R. S.: Ich verstehe jetzt, was du meinst. Natürlich ist es notwendig, immer wieder Abstand zu schaffen und rauszuzoomen. Es ist selbstverständlich auch beides gleichzeitig möglich, du kannst auch in dem innersten Klangdetail schreiben, dabei völlig in der Musik verlorengehen und trotzdem gleichzeitig das Ganze im Blick behalten. Aber es gibt unterschiedliche Mittel, die dazu dienen, nicht nur Abstand, sondern auch andere Perspektiven zu gewinnen, um das gerade entstehende Stück wirklich umfassend zu verstehen. Ganz banal zum Beispiel das ganze Stück an die Wand zu kleben, sodass man eine grafische Übersicht hat. Oder die Komposition mit dem Metronom mehrmals durchzuhören. Das kann anstrengend sein, tut fast weh, aber es entsteht für einen Moment eine andere Perspektive. Ich habe früher oft auch einzelne Gesten eines Werks auf einzelne Blätter geschrieben. Die Blätter habe ich aber nicht nummeriert und sie nach grafischen Darstellungen an die Wand geklebt. Dadurch konnte ich das Material ganz unterschiedlich betrachten. Das gab mir die Möglichkeit, die verschiedenen Facetten der Gesten oder des Materials besser zu verstehen und den Zusammenhang dieser Gesten anders wahrzunehmen. Denn natürlich – wie du genauso weißt –, der Kontext ist alles. Wie der Klang oder die Geste klingt, was für eine Musik das tatsächlich wird, ist abhängig davon, was vorher und nachher kommt, wie es gerahmt wird. Mit der Reihenfolge zu spielen schafft neue Perspektiven des Klangmaterials und Kompositionsprozesses.
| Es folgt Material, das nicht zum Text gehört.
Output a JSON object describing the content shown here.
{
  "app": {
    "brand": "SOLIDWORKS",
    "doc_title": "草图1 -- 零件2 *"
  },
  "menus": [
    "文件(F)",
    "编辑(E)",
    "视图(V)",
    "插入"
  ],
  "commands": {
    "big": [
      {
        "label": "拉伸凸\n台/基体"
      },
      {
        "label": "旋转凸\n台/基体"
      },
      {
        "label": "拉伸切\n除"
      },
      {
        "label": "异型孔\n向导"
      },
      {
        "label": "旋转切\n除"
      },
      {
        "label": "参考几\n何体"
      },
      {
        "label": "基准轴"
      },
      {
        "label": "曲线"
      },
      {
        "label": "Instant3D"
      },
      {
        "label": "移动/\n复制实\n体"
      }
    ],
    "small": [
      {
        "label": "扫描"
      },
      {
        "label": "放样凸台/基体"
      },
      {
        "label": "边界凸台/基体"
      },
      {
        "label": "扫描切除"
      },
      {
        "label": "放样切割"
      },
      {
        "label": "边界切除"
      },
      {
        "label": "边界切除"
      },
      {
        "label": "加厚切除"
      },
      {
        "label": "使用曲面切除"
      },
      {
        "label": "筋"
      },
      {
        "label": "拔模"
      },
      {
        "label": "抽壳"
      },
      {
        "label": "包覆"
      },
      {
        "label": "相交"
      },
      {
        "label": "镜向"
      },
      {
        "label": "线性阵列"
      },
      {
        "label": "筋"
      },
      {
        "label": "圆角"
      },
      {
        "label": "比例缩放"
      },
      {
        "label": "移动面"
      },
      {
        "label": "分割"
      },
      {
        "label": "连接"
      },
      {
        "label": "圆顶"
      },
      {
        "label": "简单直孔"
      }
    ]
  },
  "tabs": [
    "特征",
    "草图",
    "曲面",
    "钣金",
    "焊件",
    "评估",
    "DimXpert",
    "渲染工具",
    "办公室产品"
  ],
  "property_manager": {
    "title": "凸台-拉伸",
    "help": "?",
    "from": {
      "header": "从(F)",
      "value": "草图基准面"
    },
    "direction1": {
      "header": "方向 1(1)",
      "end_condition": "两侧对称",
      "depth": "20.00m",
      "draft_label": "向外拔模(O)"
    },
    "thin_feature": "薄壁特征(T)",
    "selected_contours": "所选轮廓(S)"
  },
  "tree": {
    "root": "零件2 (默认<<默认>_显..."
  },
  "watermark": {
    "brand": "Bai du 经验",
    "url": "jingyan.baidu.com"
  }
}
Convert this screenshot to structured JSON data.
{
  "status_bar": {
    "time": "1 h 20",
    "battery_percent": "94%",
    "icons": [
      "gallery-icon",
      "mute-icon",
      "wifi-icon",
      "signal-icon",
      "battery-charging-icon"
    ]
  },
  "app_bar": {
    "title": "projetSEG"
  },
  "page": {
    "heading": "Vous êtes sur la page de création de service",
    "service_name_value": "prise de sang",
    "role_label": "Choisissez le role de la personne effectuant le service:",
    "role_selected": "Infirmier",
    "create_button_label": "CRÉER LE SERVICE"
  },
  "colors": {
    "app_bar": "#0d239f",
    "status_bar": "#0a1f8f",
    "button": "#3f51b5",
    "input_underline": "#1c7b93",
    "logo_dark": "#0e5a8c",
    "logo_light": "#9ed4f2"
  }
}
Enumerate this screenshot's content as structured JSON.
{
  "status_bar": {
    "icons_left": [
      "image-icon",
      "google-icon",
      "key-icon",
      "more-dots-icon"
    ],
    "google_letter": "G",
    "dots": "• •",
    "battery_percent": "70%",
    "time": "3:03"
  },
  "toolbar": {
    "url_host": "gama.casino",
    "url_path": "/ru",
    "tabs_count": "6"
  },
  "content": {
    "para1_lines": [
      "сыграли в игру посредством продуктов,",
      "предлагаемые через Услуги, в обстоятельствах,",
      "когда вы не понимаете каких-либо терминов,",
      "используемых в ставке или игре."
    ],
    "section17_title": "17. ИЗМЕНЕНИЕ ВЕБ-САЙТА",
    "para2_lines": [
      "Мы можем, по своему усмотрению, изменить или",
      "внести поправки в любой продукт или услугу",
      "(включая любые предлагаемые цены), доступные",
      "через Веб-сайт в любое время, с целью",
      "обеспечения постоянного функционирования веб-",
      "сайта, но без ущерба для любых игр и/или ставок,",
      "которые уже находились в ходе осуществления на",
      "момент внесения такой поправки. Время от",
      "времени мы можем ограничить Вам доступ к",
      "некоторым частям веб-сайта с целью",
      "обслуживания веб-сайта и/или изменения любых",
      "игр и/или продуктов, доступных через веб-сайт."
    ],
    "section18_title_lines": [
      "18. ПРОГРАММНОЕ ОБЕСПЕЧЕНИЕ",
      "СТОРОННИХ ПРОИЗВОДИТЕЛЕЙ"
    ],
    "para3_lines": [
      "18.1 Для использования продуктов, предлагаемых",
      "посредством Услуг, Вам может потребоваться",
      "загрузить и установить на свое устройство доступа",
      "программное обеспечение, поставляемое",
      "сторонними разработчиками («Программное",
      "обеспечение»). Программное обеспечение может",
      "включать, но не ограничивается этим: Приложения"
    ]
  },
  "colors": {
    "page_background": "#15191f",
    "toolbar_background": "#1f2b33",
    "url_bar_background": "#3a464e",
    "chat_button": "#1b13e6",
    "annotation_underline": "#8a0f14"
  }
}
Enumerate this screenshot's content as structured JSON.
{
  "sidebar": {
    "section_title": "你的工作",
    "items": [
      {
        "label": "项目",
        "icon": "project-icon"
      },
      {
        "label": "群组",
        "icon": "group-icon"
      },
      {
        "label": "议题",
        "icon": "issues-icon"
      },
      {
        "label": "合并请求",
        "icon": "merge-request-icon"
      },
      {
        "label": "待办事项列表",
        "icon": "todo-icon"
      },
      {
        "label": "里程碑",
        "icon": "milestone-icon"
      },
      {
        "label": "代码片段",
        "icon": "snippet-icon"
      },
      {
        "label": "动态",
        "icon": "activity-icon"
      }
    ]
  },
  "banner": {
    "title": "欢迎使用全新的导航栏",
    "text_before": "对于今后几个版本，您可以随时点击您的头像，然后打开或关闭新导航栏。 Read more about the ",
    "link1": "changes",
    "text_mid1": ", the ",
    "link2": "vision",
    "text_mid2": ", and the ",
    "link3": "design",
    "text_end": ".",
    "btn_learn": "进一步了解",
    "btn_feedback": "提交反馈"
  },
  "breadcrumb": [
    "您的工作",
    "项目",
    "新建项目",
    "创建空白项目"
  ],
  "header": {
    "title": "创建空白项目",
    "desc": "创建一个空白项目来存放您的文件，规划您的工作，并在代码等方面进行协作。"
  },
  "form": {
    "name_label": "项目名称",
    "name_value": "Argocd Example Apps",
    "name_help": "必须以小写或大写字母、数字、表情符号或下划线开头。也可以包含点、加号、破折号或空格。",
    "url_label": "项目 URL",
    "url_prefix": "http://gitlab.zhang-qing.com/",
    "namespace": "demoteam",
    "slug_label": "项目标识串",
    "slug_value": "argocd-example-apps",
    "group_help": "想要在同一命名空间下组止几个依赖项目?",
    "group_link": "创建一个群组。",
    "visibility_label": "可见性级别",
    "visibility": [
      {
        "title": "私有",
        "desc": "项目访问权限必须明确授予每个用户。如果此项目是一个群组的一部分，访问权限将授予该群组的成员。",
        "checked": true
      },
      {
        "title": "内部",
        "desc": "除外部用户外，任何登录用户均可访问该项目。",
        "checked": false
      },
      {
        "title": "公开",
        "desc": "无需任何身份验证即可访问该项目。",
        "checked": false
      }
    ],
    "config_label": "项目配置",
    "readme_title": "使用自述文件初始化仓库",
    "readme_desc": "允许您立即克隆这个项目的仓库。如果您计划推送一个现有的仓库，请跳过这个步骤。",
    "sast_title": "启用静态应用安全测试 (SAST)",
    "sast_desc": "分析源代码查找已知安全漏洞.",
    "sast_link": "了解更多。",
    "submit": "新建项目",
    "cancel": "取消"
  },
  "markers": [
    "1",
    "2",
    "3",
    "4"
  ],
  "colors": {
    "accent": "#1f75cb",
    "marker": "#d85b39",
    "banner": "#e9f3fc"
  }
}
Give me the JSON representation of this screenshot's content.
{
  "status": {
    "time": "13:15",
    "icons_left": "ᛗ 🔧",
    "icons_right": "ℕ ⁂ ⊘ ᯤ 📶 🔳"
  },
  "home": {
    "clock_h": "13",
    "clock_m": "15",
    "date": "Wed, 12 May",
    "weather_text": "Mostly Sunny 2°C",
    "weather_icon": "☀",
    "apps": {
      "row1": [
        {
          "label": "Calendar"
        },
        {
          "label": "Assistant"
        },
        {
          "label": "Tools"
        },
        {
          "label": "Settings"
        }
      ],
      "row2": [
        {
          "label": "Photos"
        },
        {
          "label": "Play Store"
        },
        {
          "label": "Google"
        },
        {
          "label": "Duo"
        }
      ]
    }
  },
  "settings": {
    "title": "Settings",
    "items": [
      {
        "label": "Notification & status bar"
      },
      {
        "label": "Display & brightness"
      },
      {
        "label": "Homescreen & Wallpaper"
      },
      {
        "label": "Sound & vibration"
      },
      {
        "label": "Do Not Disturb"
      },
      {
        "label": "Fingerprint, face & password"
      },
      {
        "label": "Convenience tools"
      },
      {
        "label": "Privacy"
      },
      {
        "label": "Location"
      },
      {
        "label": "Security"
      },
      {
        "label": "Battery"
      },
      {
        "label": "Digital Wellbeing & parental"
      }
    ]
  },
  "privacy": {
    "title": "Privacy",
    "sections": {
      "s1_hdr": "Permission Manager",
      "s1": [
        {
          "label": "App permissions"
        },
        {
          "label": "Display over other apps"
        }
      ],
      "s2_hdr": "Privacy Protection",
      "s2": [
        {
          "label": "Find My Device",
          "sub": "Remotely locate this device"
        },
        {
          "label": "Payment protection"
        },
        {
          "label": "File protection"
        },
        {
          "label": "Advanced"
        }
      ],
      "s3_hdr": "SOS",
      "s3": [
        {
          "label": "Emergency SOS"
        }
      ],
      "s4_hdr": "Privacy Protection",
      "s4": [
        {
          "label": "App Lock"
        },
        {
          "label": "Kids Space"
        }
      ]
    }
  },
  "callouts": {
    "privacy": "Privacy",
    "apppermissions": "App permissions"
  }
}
M. T.: Der Philosoph Odo Marquard wurde einmal von Journalisten gefragt, was er am nächsten Tag tun würde, wenn er wüsste, dass er übermorgen sterben müsste? Und er sagte, er würde dann am liebsten schlafen. Er war fast schon berühmt dafür, dass er, um zu arbeiten, unheimlich viel schlief. (Was bei mir übrigens ganz ähnlich ist.) Das Gegenteil wäre die Schauspielerin Corinna Harfouch, die sagt, um arbeiten zu können, müsse sie in den luziden Zustand des Schlafentzugs kommen. Es stellt sich also die Frage, wie man mit sich selbst als Instrument umgeht, als Wesen, hinsichtlich der Möglichkeit zu arbeiten.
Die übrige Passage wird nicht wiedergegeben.